Gleichwohl schwebt mit dem neuerlichen Insolvenzantragsverfahren ein weiteres Damoklesschwert hoch über dem Himmelsberg. Denn jüngst drohte die Zweibrücker Stadtverwaltung der Betreiberfirma mit der Schließung des Klinikgebäudes an der Obereren Himmelsbergstraße, sollte Helexier einen, wie es in einem Mahnschreiben gehießen hatte, „Missstand“ im Zusammenhang mit dem Brandmelde-System nicht umgehend beseitigen. Laut Stadtverwaltung hatte Helexier „einem Dienstleister“ gekündigt, der die Alarm-Übermittlung der eigenen Brandmeldeanlage an die Feuerwehr-Einsatzleitstelle gewährleistete. Der Zweibrücker Stadtsprecher Jens John hatte damals klargestellt: „Die Aufschaltung der Brandmeldeanlage (der Firma Helexier, Anm. d.
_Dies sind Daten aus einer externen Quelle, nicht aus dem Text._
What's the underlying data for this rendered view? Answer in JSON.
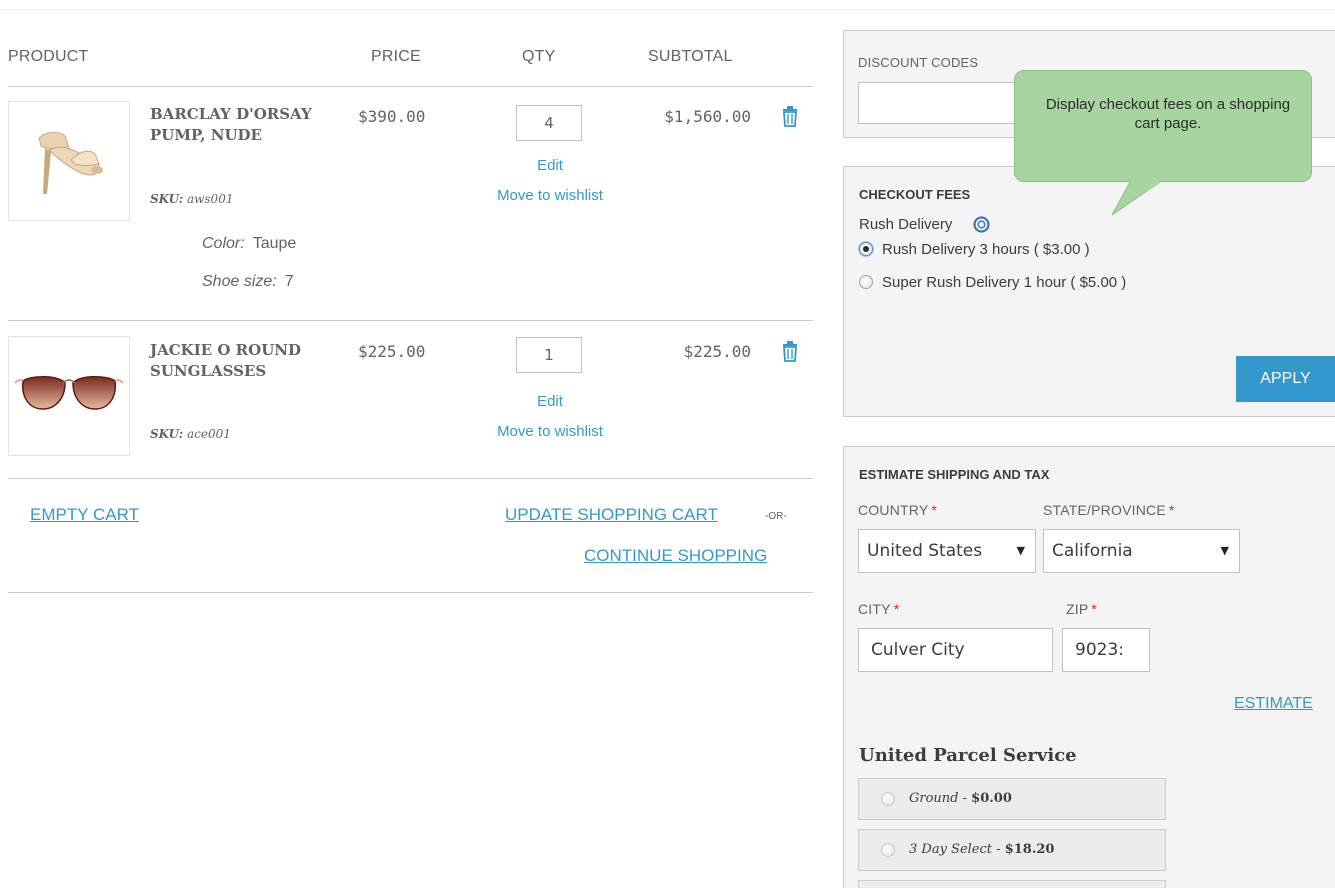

Red.) zur integrierten Leitstelle ist allerdings ein baurechtlich essentieller Bestandteil der Baugenehmigung.“ Deshalb habe die Stadtverwaltung die Betreiberfirma Helexier zur unverzüglichen Beseitigung „dieses Missstands“ aufgefordert – und zwar „unter Androhung einer Verfügung zur Schließung des Gebäudes“.

Und noch immer ist nach Informationen unserer Zeitung im Grundbuch ein „Versteigerungsvermerk“ für das Klinikgebäude eingetragen, der auf eine mögliche Zwangsversteigerung des Hauses hinweist. Das Versteigerungsverfahren hatte die Stadtverwaltung im Juni vergangenen Jahres beantragt. Seinerzeit hatte der Berater der Betreiberfirma Helexier, Klaus-Dieter Hielscher, jenen Versteigerungsvermerk im Grundbuch bestätigt: Er diene der Stadtverwaltung „zur Absicherung von Forderungen“, die sie gegenüber Helexier habe. Es seien „Beträge offen“.

Um welche „Beträge“ es sich dabei handelte und in welcher Höhe, wollte Hielscher damals nicht verraten. Nach Informationen unserer Zeitung geht es aber um eine fünfstellige Summe. Dass dieser Grundbuch-Eintrag bis heute nicht gelöscht wurde, lässt den Schluss zu, dass Helexier seine Schulden immer noch nicht beglichen hat.  

Auch der Rechtsstreit um Forderungen im sechsstelligen Bereich einer früheren Mitnutzerin des Klinikgebäudes gegenüber Helexier ist noch nicht beigelegt. Er geht Ende März vor einer Zivilkammer des Landgerichts Zweibrücken in die nächste Runde. Die Klinik-Betreiber beschäftigen also weiter die Gerichte.